Готов допустить, что в какой-то момент я сам был в замешательстве и склонялся к тому, чтобы согласиться с некоторыми услышанными репликами. Ибо, как я понял позже, я все еще не мог отказаться от традиционных портретов и жанровых сцен старых школ – сглаженных, мягких, прилизанных вещей, которые заполняют наши галереи и давно стали нашим искусством. Потом, когда первый шок прошел, у меня не выходили из головы сюжеты и техника, особенно техника. И через какое-то время я спросил себя: что это за работы? Не следуют ли они, в конце концов, за тем, что я вижу повсеместно в реальной жизни? Ведь не все на свете такое, как изображает Энгр или, скажем, Вермеер. Со всех сторон мы получаем странные, трудные, мрачные и даже омерзительные впечатления. Как быть с ними? И что лично я пытаюсь делать? Прилизанная графиня с белой книгой на коленях в длинном зеленом платье? Дама, погруженная в созерцание персидской вазы с орхидеями? Ничего подобного! И постепенно я начал понимать, что, каким бы агрессивным ни было это искусство (как война, например), в нем чувствовалось что-то новое, мощное, энергичное. Эти вещи, сказал я, хотя по большей части мрачные и уродливые, предназначены, чтобы вдохнуть жизнь в старые формы. Я сознавал, что этот яростный, грубый протест против всего лилово-голубого и всех этих изящных драпировок неизбежно усилит восприятие и влияние искусства повсюду.

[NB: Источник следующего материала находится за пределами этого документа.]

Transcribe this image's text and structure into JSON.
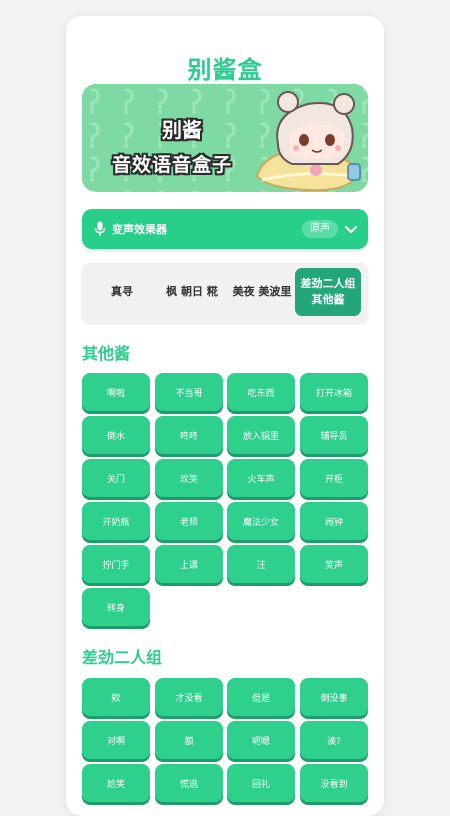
{
  "app": {
    "title": "别酱盒"
  },
  "banner": {
    "line1": "别酱",
    "line2": "音效语音盒子"
  },
  "voice_changer": {
    "label": "变声效果器",
    "selected": "原声"
  },
  "tabs": [
    "真寻",
    "枫 朝日 糀",
    "美夜 美波里",
    "差劲二人组 其他酱"
  ],
  "sections": [
    {
      "title": "其他酱",
      "buttons": [
        "啊啦",
        "不当哥",
        "吃东西",
        "打开冰箱",
        "倒水",
        "咚咚",
        "放入锅里",
        "辅导员",
        "关门",
        "欢笑",
        "火车声",
        "开柜",
        "开奶瓶",
        "老师",
        "魔法少女",
        "闹钟",
        "拧门手",
        "上课",
        "汪",
        "笑声",
        "转身"
      ]
    },
    {
      "title": "差劲二人组",
      "buttons": [
        "欸",
        "才没看",
        "但是",
        "倒没事",
        "对啊",
        "额",
        "呃嗯",
        "诶?",
        "尬笑",
        "慌逃",
        "回礼",
        "没看到"
      ]
    }
  ],
  "colors": {
    "accent": "#2dcc8f",
    "button": "#2fcf8d",
    "active_tab": "#23a67a"
  }
}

Но самой интересной для меня на той выставке была картина Эллен Адамс Ринн. Ее работа очень отличалась от флористических и, я бы даже сказал, тропических эффектов тех панелей, которые я видел в Америке. Это был портрет девушки, возраста, скажем, от двадцати четырех до тридцати, кожа рук, плеч, шеи и лица была очень ярко, хоть и торопливо намечена всего несколькими мазками. Она сидела на обычном кухонном стуле, и видны были только часть колена и небольшие участки обеих рук. В волосах черный бант. Зеленое платье с черной каймой вокруг шеи. Голубовато-зеленый фон пестрел многочисленными, точно драгоценные камушки, пятнышками и штрихами, однако создавалось впечатление, что картина написана за пятнадцать минут. Мне она понравилась. Одна из немногих здоровых, притягательных вещей на выставке, хотя, несомненно, выполненная в новой манере. «Так вот, значит, что Эллен делает в Париже, – подумал я. – Она полностью посвятила себя этому новому направлению».
Но еще интересней оказалось то, что знакомый, с которым мы вместе пришли на выставку, по его словам, тоже был знаком с Эллен Ринн, ее работами и некоторыми обстоятельствами, с ней связанными. Несколькими годами ранее они познакомились в Париже, куда он, жизнелюбивый лондонец, частенько наезжал.
– О да, Эллен! – воскликнул он. – Одна из ваших американских новообращенных. Весьма интересная женщина и очень неплохая художница или была таковой – мне не дано понять все эти новые веяния. Но она и Кир Маккейл – мои лучшие друзья. Могу дать вам рекомендательные письма для них обоих, когда поедете в Париж.
– Но ее я уже знаю, – объяснил я. – А кто такой Маккейл?
– Знаете ее, но не знаете Маккейла? Интересно. Вы давно ее видели?
– Мы встречались в Америке года четыре назад.
– Ах, тогда понятно. Должно быть, она познакомилась с Маккейлом, когда приехала в Париж. То есть я знаю точно, что это так. А я познакомился с ними три года назад. В соседней комнате висит одна из вещей Маккейла, если хотите, посмотрим. Пойдемте.
И он повел меня в путешествие в прошлое.
– Но кто такой этот Маккейл? – не унимался я. – Мне интересно по разным причинам.